Web Date: January 20, 2012
Biofuel Research Suffers From Gaps
After a review of a decade’s worth of biofuels research, scientists with the Environmental Protection Agency have concluded that significant knowledge gaps will likely prevent experts from adequately assessing biofuels’ full environmental impacts (Environ. Sci. Technol., DOI: 10.1021/es2023253). While researchers have paid substantial attention to greenhouse gas emissions, the new study says, they have focused little on how the production and use of biofuels affects biodiversity and human health.
“The last 10 years or so of research may have left us short of understanding what biofuels really may do to global economies, the environment, and society,” says Caroline Ridley, an ecologist with the EPA’s National Center for Environmental Assessment, in Arlington, Va., who led the study.
Interest in biofuels has grown in part because the U.S. government has mandated aggressive expansion of their production. One job of Ridley’s group is to synthesize available information on such environmental policies.
She and her colleagues searched literature databases to identify more than 1,600 biofuels research citations from 2000 to 2009. They assigned each study to one of four themes, such as the environment or economics, and then to topics within those themes, such as greenhouse gas emissions or costs of production. They also looked at each study’s geographical focus and whether the papers connected different topics.

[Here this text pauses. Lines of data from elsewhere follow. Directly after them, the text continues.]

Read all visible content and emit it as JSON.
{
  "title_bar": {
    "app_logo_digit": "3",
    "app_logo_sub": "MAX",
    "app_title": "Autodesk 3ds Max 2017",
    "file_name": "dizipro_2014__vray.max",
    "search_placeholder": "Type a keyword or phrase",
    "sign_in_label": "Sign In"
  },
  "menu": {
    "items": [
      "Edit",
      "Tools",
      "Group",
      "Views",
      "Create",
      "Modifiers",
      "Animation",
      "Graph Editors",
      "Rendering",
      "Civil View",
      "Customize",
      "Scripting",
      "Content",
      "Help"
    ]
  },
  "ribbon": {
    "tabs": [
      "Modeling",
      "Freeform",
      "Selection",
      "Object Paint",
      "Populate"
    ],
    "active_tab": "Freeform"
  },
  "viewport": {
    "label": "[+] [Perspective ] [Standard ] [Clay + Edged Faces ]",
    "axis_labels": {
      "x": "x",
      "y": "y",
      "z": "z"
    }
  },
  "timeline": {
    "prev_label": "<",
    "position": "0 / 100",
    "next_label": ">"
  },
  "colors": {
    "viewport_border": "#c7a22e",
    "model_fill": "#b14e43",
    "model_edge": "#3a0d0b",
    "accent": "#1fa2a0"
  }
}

The team found that the most common topics, with a few hundred papers each, were fuel production, feedstock production, and greenhouse gas emissions. Near the bottom of the list, 80 studies examined how biofuel production affects biodiversity, for example how local species fare after farmers clear large stretches of land to grow corn, switchgrass, palm oil, or other biofuel feedstocks. And only 15 studied the human health impacts of increasing levels of air pollutants produced by burning biofuel ethanol.
The team also found that researchers have focused largely on the environmental consequences in the Northern Hemisphere even though regions in the Southern Hemisphere, such as Indonesia, will probably grow most of the feedstock crops.
Jason Hill, an environmental scientist at the University of Minnesota, Twin Cities, who was a coauthor of a recent National Academy of Sciences biofuels report, finds the EPA team’s review refreshing because it identifies what he calls an unbalanced focus on greenhouse gas emissions in biofuels research. The impacts on biodiversity and human health “are at least as large as the potential damage from climate change,” he says.
Ridley and her team warn that these holes in biofuels research mean that expanded biofuels use could lead to unanticipated problems. As a result, she suggests her team’s results could offer a useful guide to decision makers in allotting research funds. Hill agrees and sees the review as a call for scientists to fill in the gaps.